Rich Hall continues his cultural critique of American people and places. California has always been an empty sales pitch. Its first settlements were borne of missionary zeal. It promised a haven from marauders, banditos and mercenaries. Since then it has wiled us with unlimited gold, boundless harvests, silver-screen stardom, dotcom salvation and hi-tech silicon marvels. It has always been a place that promises a good chance of success - if you're youthful or white. And if you're Mexican, it at least promises a decent chance of survival.
An examination of the sordid machinations involved in becoming president of the United States. Rich Hall looks back at some of the dirtiest and nastiest presidential campaigns of the past, proving that the 2016 race to the White House is not the first time the contest has got personal.
Award-winning comedian Rich Hall takes a country music journey from Tennessee to Texas to look at the movements and artists that don't get as much notoriety but have helped shape the genre over the years. With the help of prominent performers and producers including Michael Martin Murphey, Robbie Fulks and Ray Benson, Rich explores the early origins of country music in Nashville and Austin. He visits the rustic studios where this much-loved sound was born and discovers how the genre has reinvented itself with influences from bluegrass, western swing and Americana.
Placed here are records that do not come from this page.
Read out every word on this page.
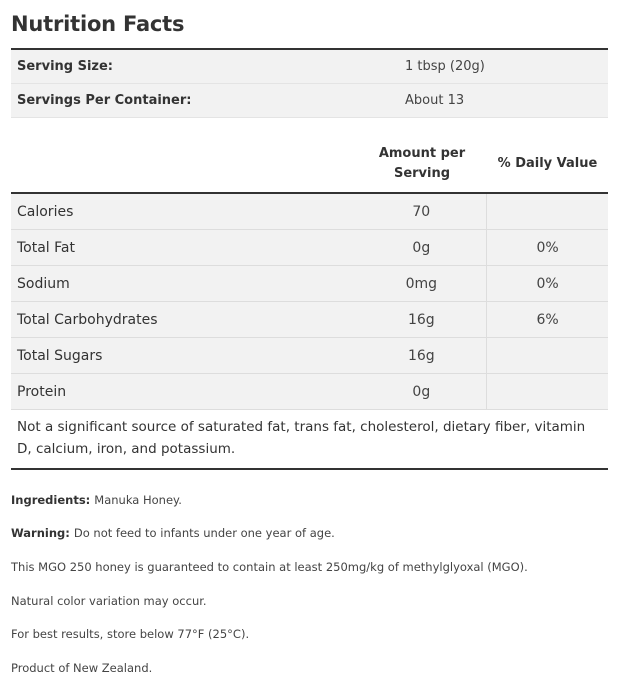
Nutrition Facts
Serving Size:	1 tbsp (20g)
Servings Per Container:	About 13
Amount per
Serving
% Daily Value
Calories	70
Total Fat	0g	0%
Sodium	0mg	0%
Total Carbohydrates	16g	6%
Total Sugars	16g
Protein	0g
Not a significant source of saturated fat, trans fat, cholesterol, dietary fiber, vitamin D, calcium, iron, and potassium.
Ingredients: Manuka Honey.
Warning: Do not feed to infants under one year of age.
This MGO 250 honey is guaranteed to contain at least 250mg/kg of methylglyoxal (MGO).
Natural color variation may occur.
For best results, store below 77°F (25°C).
Product of New Zealand.
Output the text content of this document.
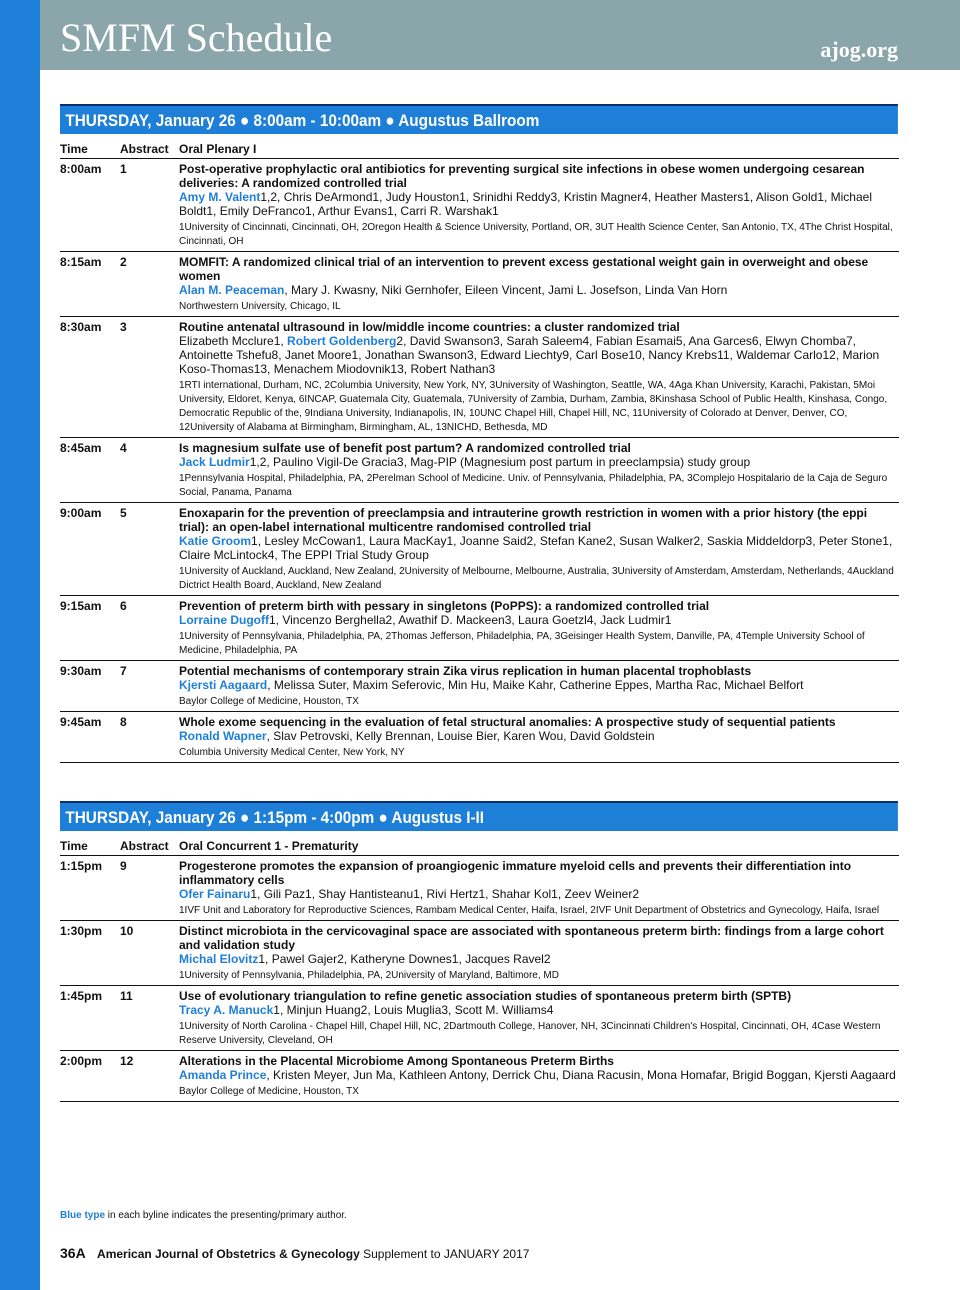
SMFM Schedule	ajog.org
THURSDAY, January 26 ● 8:00am - 10:00am ● Augustus Ballroom
Time	Abstract Oral Plenary I
8:00am	1	Post-operative prophylactic oral antibiotics for preventing surgical site infections in obese women undergoing cesarean deliveries: A randomized controlled trial
Amy M. Valent1,2, Chris DeArmond1, Judy Houston1, Srinidhi Reddy3, Kristin Magner4, Heather Masters1, Alison Gold1, Michael Boldt1, Emily DeFranco1, Arthur Evans1, Carri R. Warshak1
1University of Cincinnati, Cincinnati, OH, 2Oregon Health & Science University, Portland, OR, 3UT Health Science Center, San Antonio, TX, 4The Christ Hospital, Cincinnati, OH
8:15am	2	MOMFIT: A randomized clinical trial of an intervention to prevent excess gestational weight gain in overweight and obese women
Alan M. Peaceman, Mary J. Kwasny, Niki Gernhofer, Eileen Vincent, Jami L. Josefson, Linda Van Horn
Northwestern University, Chicago, IL
8:30am	3	Routine antenatal ultrasound in low/middle income countries: a cluster randomized trial
Elizabeth Mcclure1, Robert Goldenberg2, David Swanson3, Sarah Saleem4, Fabian Esamai5, Ana Garces6, Elwyn Chomba7, Antoinette Tshefu8, Janet Moore1, Jonathan Swanson3, Edward Liechty9, Carl Bose10, Nancy Krebs11, Waldemar Carlo12, Marion Koso-Thomas13, Menachem Miodovnik13, Robert Nathan3
1RTI international, Durham, NC, 2Columbia University, New York, NY, 3University of Washington, Seattle, WA, 4Aga Khan University, Karachi, Pakistan, 5Moi University, Eldoret, Kenya, 6INCAP, Guatemala City, Guatemala, 7University of Zambia, Durham, Zambia, 8Kinshasa School of Public Health, Kinshasa, Congo, Democratic Republic of the, 9Indiana University, Indianapolis, IN, 10UNC Chapel Hill, Chapel Hill, NC, 11University of Colorado at Denver, Denver, CO, 12University of Alabama at Birmingham, Birmingham, AL, 13NICHD, Bethesda, MD
8:45am	4	Is magnesium sulfate use of benefit post partum? A randomized controlled trial
Jack Ludmir1,2, Paulino Vigil-De Gracia3, Mag-PIP (Magnesium post partum in preeclampsia) study group
1Pennsylvania Hospital, Philadelphia, PA, 2Perelman School of Medicine. Univ. of Pennsylvania, Philadelphia, PA, 3Complejo Hospitalario de la Caja de Seguro Social, Panama, Panama
9:00am	5	Enoxaparin for the prevention of preeclampsia and intrauterine growth restriction in women with a prior history (the eppi trial): an open-label international multicentre randomised controlled trial
Katie Groom1, Lesley McCowan1, Laura MacKay1, Joanne Said2, Stefan Kane2, Susan Walker2, Saskia Middeldorp3, Peter Stone1, Claire McLintock4, The EPPI Trial Study Group
1University of Auckland, Auckland, New Zealand, 2University of Melbourne, Melbourne, Australia, 3University of Amsterdam, Amsterdam, Netherlands, 4Auckland Dictrict Health Board, Auckland, New Zealand
9:15am	6	Prevention of preterm birth with pessary in singletons (PoPPS): a randomized controlled trial
Lorraine Dugoff1, Vincenzo Berghella2, Awathif D. Mackeen3, Laura Goetzl4, Jack Ludmir1
1University of Pennsylvania, Philadelphia, PA, 2Thomas Jefferson, Philadelphia, PA, 3Geisinger Health System, Danville, PA, 4Temple University School of Medicine, Philadelphia, PA
9:30am	7	Potential mechanisms of contemporary strain Zika virus replication in human placental trophoblasts
Kjersti Aagaard, Melissa Suter, Maxim Seferovic, Min Hu, Maike Kahr, Catherine Eppes, Martha Rac, Michael Belfort
Baylor College of Medicine, Houston, TX
9:45am	8	Whole exome sequencing in the evaluation of fetal structural anomalies: A prospective study of sequential patients
Ronald Wapner, Slav Petrovski, Kelly Brennan, Louise Bier, Karen Wou, David Goldstein
Columbia University Medical Center, New York, NY
THURSDAY, January 26 ● 1:15pm - 4:00pm ● Augustus I-II
Time	Abstract Oral Concurrent 1 - Prematurity
1:15pm	9	Progesterone promotes the expansion of proangiogenic immature myeloid cells and prevents their differentiation into inflammatory cells
Ofer Fainaru1, Gili Paz1, Shay Hantisteanu1, Rivi Hertz1, Shahar Kol1, Zeev Weiner2
1IVF Unit and Laboratory for Reproductive Sciences, Rambam Medical Center, Haifa, Israel, 2IVF Unit Department of Obstetrics and Gynecology, Haifa, Israel
1:30pm	10	Distinct microbiota in the cervicovaginal space are associated with spontaneous preterm birth: findings from a large cohort and validation study
Michal Elovitz1, Pawel Gajer2, Katheryne Downes1, Jacques Ravel2
1University of Pennsylvania, Philadelphia, PA, 2University of Maryland, Baltimore, MD
1:45pm	11	Use of evolutionary triangulation to refine genetic association studies of spontaneous preterm birth (SPTB)
Tracy A. Manuck1, Minjun Huang2, Louis Muglia3, Scott M. Williams4
1University of North Carolina - Chapel Hill, Chapel Hill, NC, 2Dartmouth College, Hanover, NH, 3Cincinnati Children's Hospital, Cincinnati, OH, 4Case Western Reserve University, Cleveland, OH
2:00pm	12	Alterations in the Placental Microbiome Among Spontaneous Preterm Births
Amanda Prince, Kristen Meyer, Jun Ma, Kathleen Antony, Derrick Chu, Diana Racusin, Mona Homafar, Brigid Boggan, Kjersti Aagaard
Baylor College of Medicine, Houston, TX
Blue type in each byline indicates the presenting/primary author.
36A American Journal of Obstetrics & Gynecology Supplement to JANUARY 2017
Award-winning comedian Rich Hall explores the American dream and the dictum that came over with the very first pilgrims who set foot on Plymouth Rock - work hard and you will succeed. With his sharp wit and acerbic insight, Rich looks at how Americans strive to achieve this dream and how it's been explored and perpetuated by politicians, industrialists, artists, writers and film-makers.
2019 marks the 30th year since the fall of the Berlin Wall and, ostensibly, the end of the Cold War. In light of this, Rich Hall embarks on an examination of the relationship between the West and the East, America and the Union of Soviet Socialist Republics. In his unique way, Rich looks at the propaganda, ignorance, fear and secrecy, and the natural offspring of these, paranoia, and considers how a 40-year stand-off between the superpowers brought the US and Russia to the verge of nuclear war.